The report reveals what appears to be its real purpose in an introductory statement that it was issued “to enforce the provisions of … the 2007 Passenger Name Records (PNR) Agreement”. The report suggests that European government requirements for identification and surveillance of guests at hotels, and U.S. government requirements for identification and surveillance of passengers on airlines or ships, are merely the expression in different political cultures of a common agenda. That begs the question, of course, of whether they should be reciprocally tolerated — or reciprocally condemned. Are we to settle for the lowest common denominator of surveillance, or will we demand the highest standard of human rights wherever we go? We can only read the statement that the report’s purpose was to “enforce” the US mandates as an indication that its author’s preferred solution was that of a “race to the bottom” for travelers’ freedom.
The DHS Privacy Officer says that, “Americans should submit complaints to the appropriate DPA, the Article 29 Working Party, or the European Data Protection Supervisor” about government demands for access to hotel records, and conveniently provides contact information for making those complaints. But the report ignores the equal need for both Americans and Europeans to submit similar complaints about government demands for access to their airline reservations. Similarly, the report notes the role of outsourced, offshore hotel reservation hosting companies, but fails to note the similar offshore outsourcing of European airline reservations to Computerized Reservation Systems (CRSs) based in the USA and vulnerable to secret demands for their records (incluidng European records) by the U.S. govenrment through National Security Letters, entirely outside the framework of the DHS-EU PNR agreement.
The DHS Privacy Office report gives details of the laws in many European countries that require hotels to require guests to identify themsleves, to record the details of their ID documents, and to turn those records over to government agencies or maintain them for government inspection on demand. But what’s the law in the USA? Just as airlines, railroads, etc. are defined by U.S. law as “common carriers” required to accept all passengers willing to pay the fare in their published tariff, state “innkeeper’s laws” (with their roots in centuries-old English laws for the protection of travelers) classify hotels as “places of public accommodation” (the source of the British term “pub”) and require them to accept all guests complying with their posted rates and rules.
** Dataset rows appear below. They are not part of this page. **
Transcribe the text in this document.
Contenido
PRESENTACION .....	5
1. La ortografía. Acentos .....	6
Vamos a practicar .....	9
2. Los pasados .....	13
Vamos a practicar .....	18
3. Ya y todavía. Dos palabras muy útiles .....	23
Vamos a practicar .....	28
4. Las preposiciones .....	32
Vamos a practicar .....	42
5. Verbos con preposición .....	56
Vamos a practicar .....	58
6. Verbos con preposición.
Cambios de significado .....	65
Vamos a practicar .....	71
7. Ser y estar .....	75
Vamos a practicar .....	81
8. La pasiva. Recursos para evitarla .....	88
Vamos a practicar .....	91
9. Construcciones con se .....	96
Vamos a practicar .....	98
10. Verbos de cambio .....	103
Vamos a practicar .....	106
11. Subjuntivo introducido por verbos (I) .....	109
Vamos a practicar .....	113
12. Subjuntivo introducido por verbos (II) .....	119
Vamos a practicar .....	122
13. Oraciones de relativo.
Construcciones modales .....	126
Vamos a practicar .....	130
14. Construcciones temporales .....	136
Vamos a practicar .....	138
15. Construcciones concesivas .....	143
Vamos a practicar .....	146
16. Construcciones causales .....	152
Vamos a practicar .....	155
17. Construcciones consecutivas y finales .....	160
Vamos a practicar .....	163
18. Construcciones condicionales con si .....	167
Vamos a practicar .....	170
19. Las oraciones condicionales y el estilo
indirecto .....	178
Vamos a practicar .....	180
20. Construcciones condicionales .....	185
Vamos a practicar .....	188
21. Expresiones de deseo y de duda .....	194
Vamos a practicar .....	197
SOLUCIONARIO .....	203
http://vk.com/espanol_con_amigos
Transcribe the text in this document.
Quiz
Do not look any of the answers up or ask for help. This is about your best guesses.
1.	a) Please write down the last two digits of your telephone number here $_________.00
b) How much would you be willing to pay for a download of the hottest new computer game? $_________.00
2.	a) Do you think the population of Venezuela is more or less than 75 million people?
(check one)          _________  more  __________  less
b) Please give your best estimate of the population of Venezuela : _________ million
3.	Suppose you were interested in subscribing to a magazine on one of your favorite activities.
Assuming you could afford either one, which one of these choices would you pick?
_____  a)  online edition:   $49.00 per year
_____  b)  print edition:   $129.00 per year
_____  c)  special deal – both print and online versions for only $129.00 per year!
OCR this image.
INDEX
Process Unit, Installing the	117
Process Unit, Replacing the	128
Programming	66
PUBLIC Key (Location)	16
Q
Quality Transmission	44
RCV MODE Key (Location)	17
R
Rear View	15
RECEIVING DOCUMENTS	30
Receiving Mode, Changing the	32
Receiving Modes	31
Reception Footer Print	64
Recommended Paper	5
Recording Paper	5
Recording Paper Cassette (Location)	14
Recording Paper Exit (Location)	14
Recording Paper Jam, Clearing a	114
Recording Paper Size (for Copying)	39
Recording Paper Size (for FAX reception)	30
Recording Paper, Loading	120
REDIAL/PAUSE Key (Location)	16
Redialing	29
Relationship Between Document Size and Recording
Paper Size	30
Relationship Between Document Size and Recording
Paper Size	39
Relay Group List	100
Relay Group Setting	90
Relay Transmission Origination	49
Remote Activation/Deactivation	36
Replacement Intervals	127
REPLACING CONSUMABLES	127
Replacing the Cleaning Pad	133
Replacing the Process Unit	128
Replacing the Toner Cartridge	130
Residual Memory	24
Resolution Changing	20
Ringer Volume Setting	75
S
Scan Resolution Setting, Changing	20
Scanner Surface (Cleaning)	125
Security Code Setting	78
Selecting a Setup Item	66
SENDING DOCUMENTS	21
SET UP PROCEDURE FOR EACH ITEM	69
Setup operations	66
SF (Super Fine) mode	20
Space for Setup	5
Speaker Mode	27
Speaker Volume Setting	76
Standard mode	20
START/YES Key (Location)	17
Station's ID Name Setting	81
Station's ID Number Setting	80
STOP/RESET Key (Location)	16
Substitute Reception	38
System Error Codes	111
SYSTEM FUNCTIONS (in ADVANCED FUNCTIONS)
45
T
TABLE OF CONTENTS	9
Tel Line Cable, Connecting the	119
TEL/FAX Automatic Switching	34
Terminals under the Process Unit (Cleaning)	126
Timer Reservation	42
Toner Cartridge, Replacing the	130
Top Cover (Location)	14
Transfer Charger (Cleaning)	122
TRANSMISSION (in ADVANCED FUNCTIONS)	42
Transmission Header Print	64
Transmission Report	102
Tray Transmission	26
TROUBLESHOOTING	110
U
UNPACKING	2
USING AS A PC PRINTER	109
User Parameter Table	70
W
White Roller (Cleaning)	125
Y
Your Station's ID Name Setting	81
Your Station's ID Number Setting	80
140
In many states, both rules and the maximum allowable rate must be posted in every hotel room.
In the absence of a specific, valid, Constitutional state or local law requiring guests to show ID, or a valid rule properly disclosed to guests (it’s unclear if any such rule would withstand Constitutional or statutory scrutiny), a hotel in the U.S. that turned away a prospective guest solely for refusal to show ID would almost certainly be in violation of their state’s inkeeper’s law. The only likely loophole is that a hotel can set almost any conditions it wants for a “discounted” price, so a hotel might be able to get away with charging the posted “rack” rate to a walk-in guest who refused to show ID, or requiring ID as a condition of a discounted rate booked in advance if that condition were disclosed before booking.
In addition to its survey of European hotel guest ID and record-keeping laws, the DHS Privacy Office report contains an extensive, irrelevant, and misleading appendix that purports to describe U.S. requirements for identification and reporting of passengers on international common carriers. Of the many errors in this section, two are most significant:
First, the report errs in characterizing current U.S. government passenger manifest rules for airlines and vessels as “reporting” requirements comparable to those of earlier times in U.S. history. In fact, the so-called “Advance Passenger Information System” (APIS) rules are fundamentally different from earlier rules requiring vessels to provide passenger manifests on arrival at U.S. ports. The APIS rules have had an explicit permisison requirement added to their information-reporting component, and they purport to impose requirements at the time and place of departure, rather than on arrival at a U.S. port of entry.
Second, the report claims, with respect to the “life cyle” of PNR data, “At 15 years from receipt date/time given in the record, PNR will be deleted, with the exception of the PNR related to a specific enforcement action, which will be available for the life of the enforcement record.” In fact, no U.S. law imposes any such requirement on the airlines, CRSs, or data aggregators who store PNR data. Nor does this describe their actual practices. Travel companies keep PNR data forevever, as a valuable business asset. They are free under U.S. law to retain it, use it sell it, or tranfer it to anyone else or any other country in the world, in perpetuity, without notice or consent of the data subjects — even when information about them was obtained under government coercion.